A $40 billion spending boom, largely on transit upgrades, will leave a huge legacy once the games conclude. Many visitors will land at an airport with a soaring new terminal and a new high-speed rail link to the city. Workers are racing to finish three new subway lines, with 124 miles of track. New trains will be installed with digital television screens that will air coverage of the games nonstop.
Advertisements for the games are everywhere — television, radio, billboards and newspapers — a sign that the government sees them as a domestic political tool.
"Through the Olympic Games, the government wants to show the people that the nation is prosperous, stable and harmonious, and that the ruling party is capable," said Hu Xindou, an economist at the Beijing Institute of Technology.
Behind the scenes, authorities have displaced as many as 1.5 million residents to make way for Olympic venues, the Geneva-based Centre on Housing Rights and Evictions, an advocacy group, said in a report last month.
The use of such authoritarian brawn is common under the guise of maintaining social harmony and achieving government goals, whatever the cost.
China is expected to bar entry to activists from groups abroad that oppose its policies on issues such as Tibet, Taiwan, the death penalty and the Falun Gong spiritual sect.
"There is the risk of groups using the Olympics as a political platform," said Scott Kronick, the president of China operations for Ogilvy Public Relations Worldwide, which has offered training sessions to the city government and the local Olympic Committee.
Some groups plan to use the run-up to the games to draw headlines and sympathy for their causes.
One such incident occurred Monday afternoon. Leaders of the Paris-based advocacy group Reporters Without Borders climbed a pedestrian bridge near the Beijing Olympic Games headquarters and unfurled banners for greater press freedom. Minutes later, police roughed up a handful of foreign reporters, holding them for an hour or so.
"We absolutely oppose the politicization of Olympic affairs, for this does not accord with the Olympic spirit," Jiang Xiaoyu of the organizing committee said earlier Monday at a news conference.
Because of China's history of quashing revolt, any protest has the potential to become an iconic image, like the moment when U.S. athletes Tommie Smith and John Carlos raised their fists in a "black power" salute at the 1968 games in Mexico City.

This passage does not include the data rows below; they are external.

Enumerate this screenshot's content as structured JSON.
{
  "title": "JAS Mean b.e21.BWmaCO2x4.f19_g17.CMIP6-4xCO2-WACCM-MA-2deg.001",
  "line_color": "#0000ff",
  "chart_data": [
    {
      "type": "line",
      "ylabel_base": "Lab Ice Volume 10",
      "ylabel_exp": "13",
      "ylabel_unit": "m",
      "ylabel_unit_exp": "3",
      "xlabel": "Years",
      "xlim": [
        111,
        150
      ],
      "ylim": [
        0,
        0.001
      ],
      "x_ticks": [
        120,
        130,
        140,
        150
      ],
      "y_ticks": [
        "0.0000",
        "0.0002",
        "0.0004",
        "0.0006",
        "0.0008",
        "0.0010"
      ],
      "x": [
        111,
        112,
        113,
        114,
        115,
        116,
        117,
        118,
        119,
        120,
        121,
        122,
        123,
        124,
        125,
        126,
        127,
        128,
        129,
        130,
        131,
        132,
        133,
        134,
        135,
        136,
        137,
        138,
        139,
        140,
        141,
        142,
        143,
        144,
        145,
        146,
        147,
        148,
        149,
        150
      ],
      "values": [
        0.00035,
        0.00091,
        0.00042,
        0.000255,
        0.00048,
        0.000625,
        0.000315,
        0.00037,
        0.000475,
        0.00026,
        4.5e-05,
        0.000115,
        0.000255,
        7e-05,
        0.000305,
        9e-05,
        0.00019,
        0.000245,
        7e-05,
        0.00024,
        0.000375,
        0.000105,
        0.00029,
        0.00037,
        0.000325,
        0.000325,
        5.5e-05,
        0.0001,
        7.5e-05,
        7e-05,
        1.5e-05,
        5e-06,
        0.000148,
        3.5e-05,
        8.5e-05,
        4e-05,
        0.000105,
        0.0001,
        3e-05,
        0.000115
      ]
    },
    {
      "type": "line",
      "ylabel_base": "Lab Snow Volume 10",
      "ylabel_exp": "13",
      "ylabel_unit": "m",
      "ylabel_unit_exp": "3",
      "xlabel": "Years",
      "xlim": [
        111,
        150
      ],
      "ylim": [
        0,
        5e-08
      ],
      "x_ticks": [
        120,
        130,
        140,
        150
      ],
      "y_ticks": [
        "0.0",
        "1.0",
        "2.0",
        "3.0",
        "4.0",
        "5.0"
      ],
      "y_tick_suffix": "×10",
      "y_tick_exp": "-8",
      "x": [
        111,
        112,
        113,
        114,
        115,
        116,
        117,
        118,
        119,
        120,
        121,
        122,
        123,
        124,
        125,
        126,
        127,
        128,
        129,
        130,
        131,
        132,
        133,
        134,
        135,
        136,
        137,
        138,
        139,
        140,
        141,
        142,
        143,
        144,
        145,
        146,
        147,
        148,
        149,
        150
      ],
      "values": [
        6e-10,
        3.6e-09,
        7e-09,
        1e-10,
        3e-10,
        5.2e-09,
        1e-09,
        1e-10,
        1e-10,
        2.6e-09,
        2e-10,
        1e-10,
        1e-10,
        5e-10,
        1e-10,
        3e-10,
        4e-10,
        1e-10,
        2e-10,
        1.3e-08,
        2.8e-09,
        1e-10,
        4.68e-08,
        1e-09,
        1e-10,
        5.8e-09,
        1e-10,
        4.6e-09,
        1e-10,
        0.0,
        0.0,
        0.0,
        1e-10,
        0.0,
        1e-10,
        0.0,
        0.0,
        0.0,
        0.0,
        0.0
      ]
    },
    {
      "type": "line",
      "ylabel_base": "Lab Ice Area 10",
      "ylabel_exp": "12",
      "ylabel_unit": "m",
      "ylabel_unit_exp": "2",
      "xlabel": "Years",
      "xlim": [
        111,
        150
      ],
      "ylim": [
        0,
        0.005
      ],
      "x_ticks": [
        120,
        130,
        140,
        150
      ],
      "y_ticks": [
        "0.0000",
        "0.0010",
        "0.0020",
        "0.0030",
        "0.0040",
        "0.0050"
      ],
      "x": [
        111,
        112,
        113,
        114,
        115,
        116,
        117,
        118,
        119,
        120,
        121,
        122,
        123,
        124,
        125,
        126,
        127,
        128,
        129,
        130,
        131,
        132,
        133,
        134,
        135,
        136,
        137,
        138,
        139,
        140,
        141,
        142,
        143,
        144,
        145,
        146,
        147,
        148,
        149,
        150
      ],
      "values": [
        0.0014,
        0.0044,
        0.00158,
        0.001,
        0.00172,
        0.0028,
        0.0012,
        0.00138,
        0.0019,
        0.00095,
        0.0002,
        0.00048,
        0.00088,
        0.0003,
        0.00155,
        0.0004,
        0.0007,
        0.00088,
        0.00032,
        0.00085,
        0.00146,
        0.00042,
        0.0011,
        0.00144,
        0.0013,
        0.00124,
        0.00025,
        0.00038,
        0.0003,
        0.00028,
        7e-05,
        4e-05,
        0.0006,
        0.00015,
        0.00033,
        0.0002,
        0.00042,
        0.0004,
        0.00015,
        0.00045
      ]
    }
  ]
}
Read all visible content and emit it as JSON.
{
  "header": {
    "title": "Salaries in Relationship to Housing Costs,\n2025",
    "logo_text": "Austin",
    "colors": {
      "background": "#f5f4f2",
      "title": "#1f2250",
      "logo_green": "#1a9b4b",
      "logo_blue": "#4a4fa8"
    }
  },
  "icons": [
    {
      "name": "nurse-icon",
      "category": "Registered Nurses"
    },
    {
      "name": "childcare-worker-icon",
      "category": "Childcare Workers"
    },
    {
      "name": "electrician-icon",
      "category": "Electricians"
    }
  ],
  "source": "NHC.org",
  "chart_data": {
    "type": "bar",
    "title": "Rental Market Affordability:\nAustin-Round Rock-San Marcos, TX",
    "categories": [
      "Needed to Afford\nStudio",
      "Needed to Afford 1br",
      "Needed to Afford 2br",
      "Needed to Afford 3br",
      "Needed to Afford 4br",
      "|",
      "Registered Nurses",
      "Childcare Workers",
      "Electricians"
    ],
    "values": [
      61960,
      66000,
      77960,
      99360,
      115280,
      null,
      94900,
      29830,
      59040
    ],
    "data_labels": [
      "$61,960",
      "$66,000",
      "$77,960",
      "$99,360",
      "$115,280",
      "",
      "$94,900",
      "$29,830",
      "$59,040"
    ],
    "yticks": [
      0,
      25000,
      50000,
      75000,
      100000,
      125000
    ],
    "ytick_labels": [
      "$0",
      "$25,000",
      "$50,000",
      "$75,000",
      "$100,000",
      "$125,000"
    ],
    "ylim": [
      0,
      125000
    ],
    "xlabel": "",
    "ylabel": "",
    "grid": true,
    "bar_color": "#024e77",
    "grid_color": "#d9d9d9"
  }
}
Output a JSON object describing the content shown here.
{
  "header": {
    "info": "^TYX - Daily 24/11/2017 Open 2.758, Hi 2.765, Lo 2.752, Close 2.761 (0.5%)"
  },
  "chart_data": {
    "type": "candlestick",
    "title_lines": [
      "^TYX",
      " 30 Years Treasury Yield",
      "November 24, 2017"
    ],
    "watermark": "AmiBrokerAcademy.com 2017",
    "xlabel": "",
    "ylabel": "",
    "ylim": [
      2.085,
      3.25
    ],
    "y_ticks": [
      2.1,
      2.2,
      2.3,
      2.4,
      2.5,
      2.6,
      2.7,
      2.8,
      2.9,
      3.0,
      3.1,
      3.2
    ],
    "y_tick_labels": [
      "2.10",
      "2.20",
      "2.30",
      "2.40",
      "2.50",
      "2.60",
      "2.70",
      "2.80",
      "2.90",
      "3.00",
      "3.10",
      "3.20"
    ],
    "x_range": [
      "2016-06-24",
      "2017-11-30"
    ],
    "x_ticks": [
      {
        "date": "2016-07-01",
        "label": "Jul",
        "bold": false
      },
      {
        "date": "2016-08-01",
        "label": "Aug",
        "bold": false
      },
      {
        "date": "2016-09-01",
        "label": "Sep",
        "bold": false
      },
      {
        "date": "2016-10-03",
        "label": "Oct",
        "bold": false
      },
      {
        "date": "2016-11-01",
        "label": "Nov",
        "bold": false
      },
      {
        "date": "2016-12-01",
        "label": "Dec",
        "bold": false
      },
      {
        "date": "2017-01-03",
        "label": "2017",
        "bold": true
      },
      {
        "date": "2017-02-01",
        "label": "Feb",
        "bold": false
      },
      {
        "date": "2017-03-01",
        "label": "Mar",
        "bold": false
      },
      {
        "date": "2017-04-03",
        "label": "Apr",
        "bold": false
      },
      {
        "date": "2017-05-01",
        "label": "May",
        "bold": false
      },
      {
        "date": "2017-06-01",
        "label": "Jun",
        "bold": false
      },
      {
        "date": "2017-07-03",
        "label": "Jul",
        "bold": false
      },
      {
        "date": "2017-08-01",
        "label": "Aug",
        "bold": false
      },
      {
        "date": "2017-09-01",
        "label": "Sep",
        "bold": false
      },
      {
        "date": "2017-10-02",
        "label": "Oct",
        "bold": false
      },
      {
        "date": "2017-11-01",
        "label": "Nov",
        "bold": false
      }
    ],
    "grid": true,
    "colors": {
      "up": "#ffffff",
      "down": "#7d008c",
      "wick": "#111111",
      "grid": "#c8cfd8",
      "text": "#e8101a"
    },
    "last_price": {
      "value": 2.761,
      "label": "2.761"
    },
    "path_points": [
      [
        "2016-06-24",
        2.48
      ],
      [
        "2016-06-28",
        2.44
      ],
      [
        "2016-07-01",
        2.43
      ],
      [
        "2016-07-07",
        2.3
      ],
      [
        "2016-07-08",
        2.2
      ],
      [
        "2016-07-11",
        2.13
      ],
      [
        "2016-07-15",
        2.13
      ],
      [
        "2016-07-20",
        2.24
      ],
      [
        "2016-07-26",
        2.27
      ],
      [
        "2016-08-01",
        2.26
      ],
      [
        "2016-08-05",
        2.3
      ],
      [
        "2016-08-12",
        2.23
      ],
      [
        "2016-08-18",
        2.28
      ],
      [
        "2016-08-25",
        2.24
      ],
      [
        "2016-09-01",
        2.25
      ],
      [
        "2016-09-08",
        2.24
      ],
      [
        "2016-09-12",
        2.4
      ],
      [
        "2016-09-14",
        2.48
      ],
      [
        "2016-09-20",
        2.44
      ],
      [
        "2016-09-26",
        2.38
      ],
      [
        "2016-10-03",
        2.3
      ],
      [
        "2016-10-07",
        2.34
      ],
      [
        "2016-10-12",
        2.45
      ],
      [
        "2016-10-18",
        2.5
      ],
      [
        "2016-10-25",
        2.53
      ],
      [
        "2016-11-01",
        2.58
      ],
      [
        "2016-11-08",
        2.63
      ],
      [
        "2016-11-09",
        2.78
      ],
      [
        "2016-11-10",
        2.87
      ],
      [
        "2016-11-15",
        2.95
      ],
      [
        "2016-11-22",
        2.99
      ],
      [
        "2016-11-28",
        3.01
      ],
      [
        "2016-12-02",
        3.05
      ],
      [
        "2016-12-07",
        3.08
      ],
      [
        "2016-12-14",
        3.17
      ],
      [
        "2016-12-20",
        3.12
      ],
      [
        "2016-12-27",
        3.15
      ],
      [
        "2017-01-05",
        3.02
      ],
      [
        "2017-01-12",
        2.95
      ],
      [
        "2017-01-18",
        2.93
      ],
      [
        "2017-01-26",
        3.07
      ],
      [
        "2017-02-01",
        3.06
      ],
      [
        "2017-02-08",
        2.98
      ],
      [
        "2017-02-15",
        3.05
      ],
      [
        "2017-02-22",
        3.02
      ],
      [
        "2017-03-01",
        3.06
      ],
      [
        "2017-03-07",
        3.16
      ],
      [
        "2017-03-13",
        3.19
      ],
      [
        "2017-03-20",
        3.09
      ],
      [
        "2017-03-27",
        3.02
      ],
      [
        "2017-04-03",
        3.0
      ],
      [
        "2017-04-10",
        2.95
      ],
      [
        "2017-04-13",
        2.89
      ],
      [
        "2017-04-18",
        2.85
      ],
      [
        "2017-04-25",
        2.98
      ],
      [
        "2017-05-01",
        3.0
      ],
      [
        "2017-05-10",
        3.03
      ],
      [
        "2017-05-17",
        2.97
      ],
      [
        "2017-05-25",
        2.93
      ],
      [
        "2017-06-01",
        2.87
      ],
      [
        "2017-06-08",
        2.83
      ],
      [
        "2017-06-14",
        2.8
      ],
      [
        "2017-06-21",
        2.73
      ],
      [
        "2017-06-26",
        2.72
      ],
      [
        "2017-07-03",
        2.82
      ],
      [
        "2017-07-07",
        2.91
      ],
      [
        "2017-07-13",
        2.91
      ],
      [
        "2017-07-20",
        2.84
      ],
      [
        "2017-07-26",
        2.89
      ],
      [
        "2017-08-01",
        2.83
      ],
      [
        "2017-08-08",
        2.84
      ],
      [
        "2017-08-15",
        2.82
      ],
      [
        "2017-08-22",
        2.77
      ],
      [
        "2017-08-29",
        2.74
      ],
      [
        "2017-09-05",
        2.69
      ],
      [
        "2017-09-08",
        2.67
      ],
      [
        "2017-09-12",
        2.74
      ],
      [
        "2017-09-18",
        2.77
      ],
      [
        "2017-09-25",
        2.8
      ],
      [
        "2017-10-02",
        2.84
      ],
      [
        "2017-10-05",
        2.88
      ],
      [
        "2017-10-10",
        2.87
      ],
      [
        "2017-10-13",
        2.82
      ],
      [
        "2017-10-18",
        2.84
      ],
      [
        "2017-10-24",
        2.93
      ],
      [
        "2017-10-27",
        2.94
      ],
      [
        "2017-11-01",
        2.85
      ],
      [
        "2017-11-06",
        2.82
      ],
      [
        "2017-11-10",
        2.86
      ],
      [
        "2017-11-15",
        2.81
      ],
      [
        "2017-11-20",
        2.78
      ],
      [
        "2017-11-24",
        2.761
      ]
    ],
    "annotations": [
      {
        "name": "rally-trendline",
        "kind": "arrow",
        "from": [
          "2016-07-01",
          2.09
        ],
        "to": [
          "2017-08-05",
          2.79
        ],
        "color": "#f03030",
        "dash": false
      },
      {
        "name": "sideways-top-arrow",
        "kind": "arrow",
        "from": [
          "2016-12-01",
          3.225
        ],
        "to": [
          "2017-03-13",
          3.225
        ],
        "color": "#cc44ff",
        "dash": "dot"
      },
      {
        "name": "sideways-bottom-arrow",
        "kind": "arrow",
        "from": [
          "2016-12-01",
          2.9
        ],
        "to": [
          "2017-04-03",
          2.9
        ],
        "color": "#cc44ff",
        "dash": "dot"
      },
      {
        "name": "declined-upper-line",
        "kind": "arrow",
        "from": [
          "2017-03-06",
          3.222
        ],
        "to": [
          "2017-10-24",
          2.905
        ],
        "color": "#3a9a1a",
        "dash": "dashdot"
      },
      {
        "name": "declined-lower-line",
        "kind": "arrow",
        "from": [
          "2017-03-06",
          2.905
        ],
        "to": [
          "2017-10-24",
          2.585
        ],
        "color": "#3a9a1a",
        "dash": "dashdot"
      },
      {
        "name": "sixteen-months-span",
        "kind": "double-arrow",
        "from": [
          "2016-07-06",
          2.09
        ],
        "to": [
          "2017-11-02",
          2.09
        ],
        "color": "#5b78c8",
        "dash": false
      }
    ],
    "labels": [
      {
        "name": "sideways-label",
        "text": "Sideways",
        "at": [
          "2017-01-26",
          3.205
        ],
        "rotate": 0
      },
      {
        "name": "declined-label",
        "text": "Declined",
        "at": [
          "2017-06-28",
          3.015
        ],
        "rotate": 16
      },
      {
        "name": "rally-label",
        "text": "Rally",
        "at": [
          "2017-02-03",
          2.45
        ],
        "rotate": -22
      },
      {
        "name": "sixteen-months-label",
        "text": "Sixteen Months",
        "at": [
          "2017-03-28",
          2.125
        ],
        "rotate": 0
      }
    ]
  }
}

Among the uncertainties: What happens if Taiwan, which is self-governing but claimed by China, chooses the Olympic period to declare formal independence?
"It's hard for China to go to war against Taiwan if it announces independence during the Olympic period," Hu said.
Organizers hope that the opening ceremonies, directed by filmmaker Steven Spielberg, will pull the focus to the Olympic spirit and world sport.
Even there, pressure is building for China's athletes to use their home advantage to surpass the United States and Russia for the first time in a sprint for the highest number of medals.
"The general public has very high expectations of us, but actually our athletes will be faced with extremely fierce competition," Cui Dalin, the vice president of the State General Administration of Sports, said earlier this month.
Defeating the city's persistent smog may be the biggest challenge. Choking pollution has cut visibility to a mere three blocks for the past week. The sun is faint in the sky.
Beijing set a goal this year of 245 "blue sky days" with reasonable air quality. In the first half of the year it managed 110.
The government is working hard to fix the problem. New fleets of buses run on natural gas or electric hybrid technology. Millions of trees have been planted. Some observers are hopeful that China can ease the contamination. Worried Chinese officials are willing to try to more drastic measures.
"When China puts its mind to something, it can address it," Kronick said.
(McClatchy special correspondent Fan Linjun contributed to this report.)